Out of Memory Error¶
Novelty can be configured to use any amount of RAM. The settings for in-memory-soft-node-limit and in-memory-hard-node-limit should be adjusted according to the workload in proportion to the amount of memory available on the system. If you encounter an Out-of-Memory error, we suggest lowering the soft limit. This setting can be adjusted while the system is running via an API call.
Storage¶
Novelty stores data using one or more Persistor. Persistors are either local or remote. A local persistor will store data on the same machine where Novelty is running, at a location in the filesystem determined by its configuration. A remote persistor will store data on a separate machine. By default, Novelty will use the local RocksDB persistor.
For production deployments, we recommend using a remote persistor like Cassandra to provide data redundancy and high-availability. Additionally, old data can be expired from disk using Cassandra's time-to-live setting in order to limit the total size of data stored.
Monitoring¶
It is often helpful to watch an operating system to confirm it is behaving as anticipated.
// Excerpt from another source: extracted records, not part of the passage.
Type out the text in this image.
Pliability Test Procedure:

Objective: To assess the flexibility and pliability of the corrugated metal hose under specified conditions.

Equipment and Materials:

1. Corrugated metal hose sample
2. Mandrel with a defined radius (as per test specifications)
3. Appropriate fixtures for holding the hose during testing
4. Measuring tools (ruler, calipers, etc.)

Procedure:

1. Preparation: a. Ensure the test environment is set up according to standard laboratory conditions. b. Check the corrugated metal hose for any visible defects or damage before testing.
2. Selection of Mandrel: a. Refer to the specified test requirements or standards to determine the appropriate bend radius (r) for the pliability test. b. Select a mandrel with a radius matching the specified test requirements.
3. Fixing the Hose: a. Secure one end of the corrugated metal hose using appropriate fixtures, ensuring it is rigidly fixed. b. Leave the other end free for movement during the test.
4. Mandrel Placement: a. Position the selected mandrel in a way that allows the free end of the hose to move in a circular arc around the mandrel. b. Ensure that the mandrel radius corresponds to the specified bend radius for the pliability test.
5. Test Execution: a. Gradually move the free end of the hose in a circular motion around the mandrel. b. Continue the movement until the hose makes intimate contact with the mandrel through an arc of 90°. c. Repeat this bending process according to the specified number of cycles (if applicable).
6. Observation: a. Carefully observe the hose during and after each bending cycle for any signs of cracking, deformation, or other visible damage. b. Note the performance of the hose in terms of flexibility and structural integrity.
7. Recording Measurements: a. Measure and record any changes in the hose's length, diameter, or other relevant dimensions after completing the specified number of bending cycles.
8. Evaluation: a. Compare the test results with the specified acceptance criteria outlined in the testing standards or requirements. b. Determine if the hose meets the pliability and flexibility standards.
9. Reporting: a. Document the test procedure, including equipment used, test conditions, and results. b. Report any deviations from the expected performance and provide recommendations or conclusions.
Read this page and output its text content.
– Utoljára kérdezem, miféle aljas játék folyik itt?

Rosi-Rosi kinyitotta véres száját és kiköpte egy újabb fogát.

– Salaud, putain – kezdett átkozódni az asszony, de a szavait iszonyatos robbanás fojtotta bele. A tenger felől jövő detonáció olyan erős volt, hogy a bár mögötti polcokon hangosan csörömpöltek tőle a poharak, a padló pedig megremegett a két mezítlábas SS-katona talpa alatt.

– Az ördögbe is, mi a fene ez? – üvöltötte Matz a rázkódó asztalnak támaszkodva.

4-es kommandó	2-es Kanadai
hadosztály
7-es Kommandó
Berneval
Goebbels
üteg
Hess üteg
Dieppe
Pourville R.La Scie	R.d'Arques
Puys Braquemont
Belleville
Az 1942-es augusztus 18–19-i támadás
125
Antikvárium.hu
Novelty includes multiple mechanisms for monitoring a running system.
Web Browser¶
A basic operational dashboard is built into the pages served from the Novelty web browser.
This page includes live updating reports on memory usage, nodes in the cache (per shard), basic histograms of the the number of properties and edges per node, and latency measurements of various important operations.
REST API¶
Novelty serves a REST API from its built-in web server. That web server provides separate Process Readiness: GET /api/v2/admin/readiness and Process Liveness: GET /api/v2/admin/liveness API endpoints for monitoring the status of the Novelty system. Detailed metrics can be retrieved from the Metrics: GET /api/v2/admin/metrics endpoint.
JMX¶
Novelty can be monitored and controlled live using JMX. There is a wide array of tools available for monitoring JVM applications through JMX. If you don't already have a preference, you might start with VisualVM.
Saving Data¶
The application will save data produced from the observations passed in. Upon restart, the system resumes with all data available from a prior session. So the underlying model created from past observations will be preserved across system restarts, if the underlying file system is restored.
For alternative options for data storage, high availability, clustered operation, and alternate data storage formats, please contact thatDot's sales team.
Shutting Down¶
A set of administrative API endpoints are included in the built-in documentation. To shut down the system cleanly and ensure that all data are properly persisted, use the Graceful Shutdown: POST /api/v2/admin/shutdown endpoint. Please be sure to call this API and await a successful response before shutting down the application or container. Failure to properly shut down the system can result in loss of data.